RENTON, Wash. (AP) — Considering how easily Michael Dickson has adjusted to the NFL and become one of the best punters in the league as a rookie, hearing that he was a bit anxious about a kicking situation may be a surprise.
But last Sunday night, the Seattle Seahawks rookie was on the verge of being asked to perform a task he's never executed outside of messing around at practice or during pregame warmups.
Dickson was filled with apprehension at the prospect of having to attempt a drop-kick extra point or field goal. In a game. With a rush coming at him.
"We talked about it a little bit and I was freaking out a bit because we haven't really — I've never really hit a drop-kick field goal with the protection and everything," Dickson said. "We kind of worked on that (this week) and got used to it. Feel a little bit more comfortable now with that, but really only hit them messing around in warmups and doing my kickoffs."
Dickson has turned into a kicking marvel during his rookie season with Seattle, more than justifying the fifth-round pick spent on the Australian by way of Texas. He's a Pro Bowl selection. He's been an NFC special teams player of the month. Until this past week he led the NFC in yards per punt, both gross and net. His variety of punting styles — whether trying for hang time, directional kicks, or pinning opponents inside the 20 — has made him a weapon and a boost to Seattle's defense.

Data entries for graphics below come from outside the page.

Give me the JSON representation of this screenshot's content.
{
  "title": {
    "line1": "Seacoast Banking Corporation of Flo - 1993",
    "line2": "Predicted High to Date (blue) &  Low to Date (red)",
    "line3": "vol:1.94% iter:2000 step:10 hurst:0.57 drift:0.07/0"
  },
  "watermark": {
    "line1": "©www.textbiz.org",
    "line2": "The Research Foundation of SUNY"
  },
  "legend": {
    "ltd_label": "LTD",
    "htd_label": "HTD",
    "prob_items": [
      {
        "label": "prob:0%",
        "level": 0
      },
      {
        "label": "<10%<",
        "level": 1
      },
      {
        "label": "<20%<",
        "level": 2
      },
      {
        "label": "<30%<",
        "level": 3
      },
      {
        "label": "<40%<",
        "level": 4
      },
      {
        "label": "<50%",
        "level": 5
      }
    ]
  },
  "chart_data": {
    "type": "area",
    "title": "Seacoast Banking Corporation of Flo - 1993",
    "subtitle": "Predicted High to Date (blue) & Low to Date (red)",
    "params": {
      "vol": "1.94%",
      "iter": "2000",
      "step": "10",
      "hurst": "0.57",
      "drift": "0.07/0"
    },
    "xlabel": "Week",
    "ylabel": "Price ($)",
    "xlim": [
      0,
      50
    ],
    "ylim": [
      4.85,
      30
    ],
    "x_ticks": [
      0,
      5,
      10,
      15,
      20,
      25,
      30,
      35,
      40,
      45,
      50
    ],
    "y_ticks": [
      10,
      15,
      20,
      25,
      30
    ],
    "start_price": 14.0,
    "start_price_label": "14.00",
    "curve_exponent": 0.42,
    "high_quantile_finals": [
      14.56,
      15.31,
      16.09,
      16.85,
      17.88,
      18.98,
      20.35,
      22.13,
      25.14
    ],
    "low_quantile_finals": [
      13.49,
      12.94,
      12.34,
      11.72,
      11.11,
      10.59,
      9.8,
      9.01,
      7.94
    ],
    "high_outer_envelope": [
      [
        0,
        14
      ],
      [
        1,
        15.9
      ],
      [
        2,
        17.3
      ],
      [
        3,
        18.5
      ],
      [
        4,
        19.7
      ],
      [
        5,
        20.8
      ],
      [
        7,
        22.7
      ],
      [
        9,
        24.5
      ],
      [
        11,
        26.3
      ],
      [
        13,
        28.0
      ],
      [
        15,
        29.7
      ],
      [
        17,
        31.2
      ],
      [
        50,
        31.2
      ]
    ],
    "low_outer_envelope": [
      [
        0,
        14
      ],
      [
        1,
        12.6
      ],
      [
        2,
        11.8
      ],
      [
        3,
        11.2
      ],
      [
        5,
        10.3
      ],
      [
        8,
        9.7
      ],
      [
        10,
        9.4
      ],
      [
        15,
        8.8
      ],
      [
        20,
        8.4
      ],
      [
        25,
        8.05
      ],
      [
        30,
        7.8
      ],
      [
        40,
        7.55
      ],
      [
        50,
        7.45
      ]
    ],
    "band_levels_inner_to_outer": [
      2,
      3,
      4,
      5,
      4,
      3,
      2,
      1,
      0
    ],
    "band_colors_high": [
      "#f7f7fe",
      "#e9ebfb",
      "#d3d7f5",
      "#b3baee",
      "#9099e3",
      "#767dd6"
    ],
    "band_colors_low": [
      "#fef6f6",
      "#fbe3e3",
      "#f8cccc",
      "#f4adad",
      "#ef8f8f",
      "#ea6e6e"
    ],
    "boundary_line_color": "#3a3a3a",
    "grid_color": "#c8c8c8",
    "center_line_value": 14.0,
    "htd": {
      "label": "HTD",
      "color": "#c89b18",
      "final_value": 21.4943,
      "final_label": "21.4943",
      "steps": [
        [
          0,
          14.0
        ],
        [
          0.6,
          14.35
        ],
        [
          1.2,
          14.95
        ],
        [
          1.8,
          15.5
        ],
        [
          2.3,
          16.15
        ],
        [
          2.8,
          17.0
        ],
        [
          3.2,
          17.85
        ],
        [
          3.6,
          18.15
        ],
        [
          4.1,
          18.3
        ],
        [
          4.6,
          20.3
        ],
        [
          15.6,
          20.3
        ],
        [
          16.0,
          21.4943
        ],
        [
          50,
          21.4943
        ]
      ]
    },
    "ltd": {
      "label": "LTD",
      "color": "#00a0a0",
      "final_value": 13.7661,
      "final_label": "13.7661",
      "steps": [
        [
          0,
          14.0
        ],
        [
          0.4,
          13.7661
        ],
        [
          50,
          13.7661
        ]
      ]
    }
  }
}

And he provided one of the more shocking moments of the season when he ran out of his own end zone on a fake punt for a 9-yard gain and a first down late in Seattle's win at Detroit in October.
But even Dickson was a bit unsure of what was going to happen last week after kicker Sebastian Janikowski was injured getting roughed on a field goal attempt. Dickson stepped in and used a drop kick on a pair of kickoffs — which he had done in a couple of circumstances during the season — but the idea of trying to drop-kick one through the uprights was daunting.
As it turned out, Janikowski wasn't seriously injured and Dickson wasn't needed to try a field goal.
"That was always the thing if something happened I was going to have to go in and do it but we never really ... we've done it before but not to the depth of where I feel comfortable being back there," Dickson said. "It's hard to get backup reps as a backup kicker. Definitely going to work on it more the next couple of weeks and through the offseason work on it more, trying to get my operation down."
Dickson started working on drop kicks while at Texas just for fun. He's continued to practice it with Seattle.
But last week's scare has ramped up the need to have a plan should it ever be needed in a game. Dickson said the biggest issue is figuring out how far back to stand to receive the snap while taking into account the time needed to get a proper drop on the ball and get the kick away. Dickson estimates he's been able to hit from 60 yards in the past, but that's without a rush.
"I'm kind of messing around with the idea of doing a punt depth just because it would give me a little more time to spin the laces and get the laces right," Dickson said. "It's a slower get-off time because you have to drop it and wait for it to bounce and then kick it. We're trying to see what works best."
For his part, Seattle coach Pete Carroll said he'll be quick to turn to Dickson if needed, whether for his unique kickoffs or a field-goal attempt.
"We've got a lot of things that he can do that if we need him, he can jump in. I really wouldn't hesitate. ... It's pretty exciting. He's an exciting weapon for us," Carroll said.